I'm guessing this needs to be sorted by "id" to line up properly. Luckily that happens automatically when you set the key:
dat <-read.table(text="dte, id, val1, val2
2001-10-02, 1, 10, 25
2001-10-03, 1, 11, 24
2001-10-04, 1, 12, 23
2001-10-02, 2, 13, 22
2001-10-03, 2, 14, 21
", header=TRUE, sep=",")
dtb <- data.table(dat)
setkey(dtb, "id")
dtb[, residuals(lm(val1 ~ val2)), by="id"]
#---------------
cbind(dtb, dtb[, residuals(lm(val1 ~ val2)), by="id"])
#---------------
dte id val1 val2 id.1 V1
[1,] 2001-10-02 1 10 25 1 1.631688e-15
[2,] 2001-10-03 1 11 24 1 -3.263376e-15
[3,] 2001-10-04 1 12 23 1 1.631688e-15
[4,] 2001-10-02 2 13 22 2 0.000000e+00
[5,] 2001-10-03 2 14 21 2 0.000000e+00
> dat <- data.frame(dte=Sys.Date()+1:1000000,
id=sample(1:2, 1000000, repl=TRUE),
val1=runif(1000000), val2=runif(1000000) )
> dtb <- data.table(dat)
> setkey(dtb, "id")
> system.time( cbind(dtb, dtb[, residuals(lm(val1 ~ val2)), by="id"]) )
user system elapsed
1.696 0.798 2.466
> system.time( dtb[,transform(.SD,r = residuals(lm(val1~val2))),by = "id"] )
user system elapsed
1.757 0.908 2.690
EDIT from Matthew :
This is all correct for v1.8.0 on CRAN. With the small addition that transform in j is the subject of data.table wiki point 2: "For speed don't transform() by group, cbind() afterwards". But, := now works by group in v1.8.1 and is both simple and fast. See my answer for illustration (but no need to vote for it).

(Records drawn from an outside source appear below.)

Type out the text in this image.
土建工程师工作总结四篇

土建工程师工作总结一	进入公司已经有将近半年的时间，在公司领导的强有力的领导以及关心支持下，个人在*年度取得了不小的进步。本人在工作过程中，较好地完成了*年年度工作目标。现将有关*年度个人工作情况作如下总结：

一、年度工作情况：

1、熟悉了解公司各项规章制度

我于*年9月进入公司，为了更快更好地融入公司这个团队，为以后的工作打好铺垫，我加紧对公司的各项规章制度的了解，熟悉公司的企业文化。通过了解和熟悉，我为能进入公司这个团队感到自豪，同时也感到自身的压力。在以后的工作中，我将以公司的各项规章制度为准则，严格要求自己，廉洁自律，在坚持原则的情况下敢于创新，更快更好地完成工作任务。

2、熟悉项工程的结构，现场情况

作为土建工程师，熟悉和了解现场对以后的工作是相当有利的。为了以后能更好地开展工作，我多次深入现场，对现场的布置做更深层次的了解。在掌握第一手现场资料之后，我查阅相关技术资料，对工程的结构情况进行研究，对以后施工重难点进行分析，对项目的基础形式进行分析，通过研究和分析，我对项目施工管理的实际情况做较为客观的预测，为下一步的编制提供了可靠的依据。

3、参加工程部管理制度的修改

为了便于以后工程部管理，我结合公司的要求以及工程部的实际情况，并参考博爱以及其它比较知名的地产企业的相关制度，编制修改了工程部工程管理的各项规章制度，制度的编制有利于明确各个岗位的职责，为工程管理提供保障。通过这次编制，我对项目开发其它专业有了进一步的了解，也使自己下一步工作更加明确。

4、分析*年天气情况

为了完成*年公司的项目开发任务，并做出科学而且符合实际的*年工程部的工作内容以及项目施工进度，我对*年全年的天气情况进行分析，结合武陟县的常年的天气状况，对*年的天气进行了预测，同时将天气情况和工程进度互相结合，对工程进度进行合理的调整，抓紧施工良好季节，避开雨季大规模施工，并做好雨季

Well, I voted for it. Here is the console command to install v 1.8.1on a Mac (if you have the proper XCode tools avaialble, since it only there in source):
install.packages("data.table", repos= "http://R-Forge.R-project.org", type="source",
lib="/Library/Frameworks/R.framework/Versions/2.14/Resources/lib")
(For some reason I could not get the Mac GUI Package Installer to read r-forge as a repository.)